There are broader questions concerning governance, beyond the composition in respect of individual members. If I am reading the legislation correctly, it seems the CCAC can do quite a bit, including creating subcommittees and thinking in novel ways when it comes to its own governance. It is, therefore, a substantial institution that might want to develop a science-technology committee. I do not see why it could not do that, if the resources are available and I am reading the legislation correctly. Those are all things that should be usefully considered. The CCAC is just one entity, so it will need help and support and will need to be cognisant of, and draw on, the reports of the IPCC. It may even want to enrich collaborative links with the CCC in the UK in useful ways. The sky is the limit when it comes to novel thinking in the composition and governance of the CCAC. The legislation should reflect and enable those sorts of opportunities.

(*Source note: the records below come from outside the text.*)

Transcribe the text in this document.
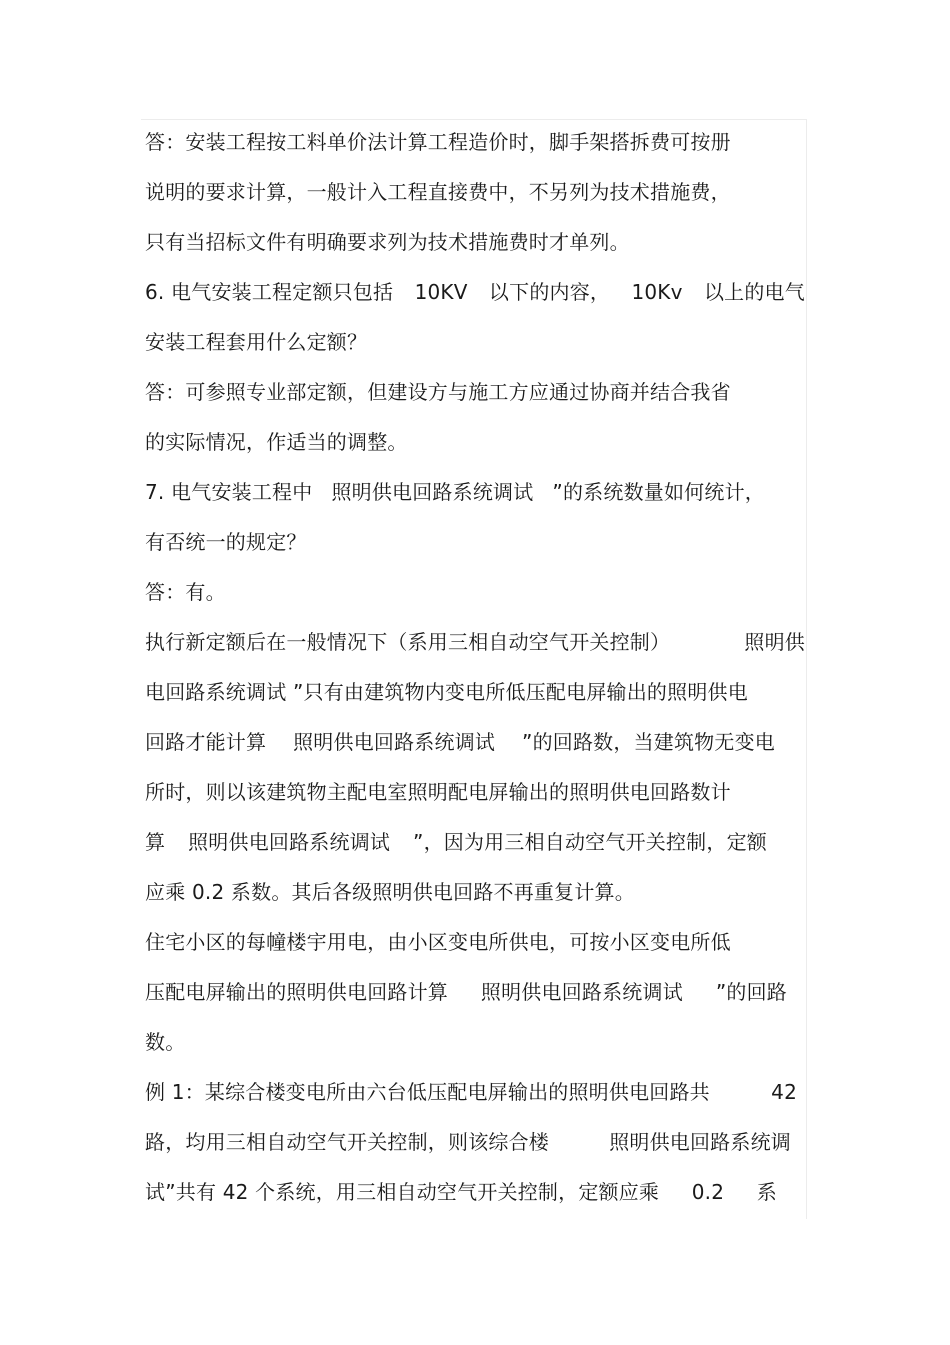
答：安装工程按工料单价法计算工程造价时，脚手架搭拆费可按册
说明的要求计算，一般计入工程直接费中，不另列为技术措施费，
只有当招标文件有明确要求列为技术措施费时才单列。
6. 电气安装工程定额只包括 10KV 以下的内容， 10Kv 以上的电气
安装工程套用什么定额？
答：可参照专业部定额，但建设方与施工方应通过协商并结合我省
的实际情况，作适当的调整。
7. 电气安装工程中 照明供电回路系统调试 ”的系统数量如何统计，
有否统一的规定？
答：有。
执行新定额后在一般情况下（系用三相自动空气开关控制）	照明供
电回路系统调试 ”只有由建筑物内变电所低压配电屏输出的照明供电
回路才能计算 照明供电回路系统调试 ”的回路数，当建筑物无变电
所时，则以该建筑物主配电室照明配电屏输出的照明供电回路数计
算 照明供电回路系统调试 ”，因为用三相自动空气开关控制，定额
应乘 0.2 系数。其后各级照明供电回路不再重复计算。
住宅小区的每幢楼宇用电，由小区变电所供电，可按小区变电所低
压配电屏输出的照明供电回路计算 照明供电回路系统调试 ”的回路
数。
例 1：某综合楼变电所由六台低压配电屏输出的照明供电回路共	42
路，均用三相自动空气开关控制，则该综合楼	照明供电回路系统调
试”共有 42 个系统，用三相自动空气开关控制，定额应乘 0.2 系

Moving to the question from the Chair regarding public bodies, it would take me a little while to scan through my knowledge of international climate change texts and how they treat that question. It is a broad query and a very good one. Given that we are concluding and in light of the breadth of that very good question, it is probably more useful if I emphasise that for me the bread and butter aspect of meaningfully engaging Irish public bodies in the transition process, as articulated in the legislation, lies in nailing down robustly articulated targets, which are ideally economy-wide. I refer to tweaking and refining the 2050 objective in the proposed section 3(1), getting carbon budgets nailed down, getting them just right, making them robust and perhaps thinking of how the UK does that. It will also be necessary to articulate the governance framework that will gradually drive the national transition which will impact on public bodies and drive private transformation. As we are concluding, I highlight that broader point.

In closing, I emphasise that this sort of approach will prepare us very well for all the sorts of things coming down the track at EU level, such as the EU climate law. We have our problems, especially regarding agriculture, but if we do not step up and really grapple with them now, and preferably in this legislation, we will be placed at even more of a disadvantage as things move forward quickly in the EU context. We must prepare our agriculture sector for those changes as best we can, as well as those other shocks and impacts that are coming. This legislation is the key to doing that. I ask the committee to excuse the slightly broad answer, but I am thankful for the question.

We are out of time. On behalf of the committee, I thank Mr. Church and Dr. Muinzer for attending for this worthwhile and thorough engagement. It will greatly assist us in our consideration of the draft Bill in the coming weeks.

I have a couple of technical questions. What is the deadline for people sending us in follow-up pieces?

It is 30 October.

I forgot to ask the witnesses if there are any good practices in legislation in respect of offsetting.

I am not sure if they picked up on that question.

I refer to limits regarding how much neutrality is based on offsetting. I do not know if there are good legislative examples.

If the witnesses can send in their observations in writing regarding the question of offsetting, we would welcome that. We will resume our pre-legislative scrutiny of the climate Bill tomorrow morning.

The joint committee adjourned at 3.29 p.m. until 11.30 a.m. on Wednesday, 28 October 2020.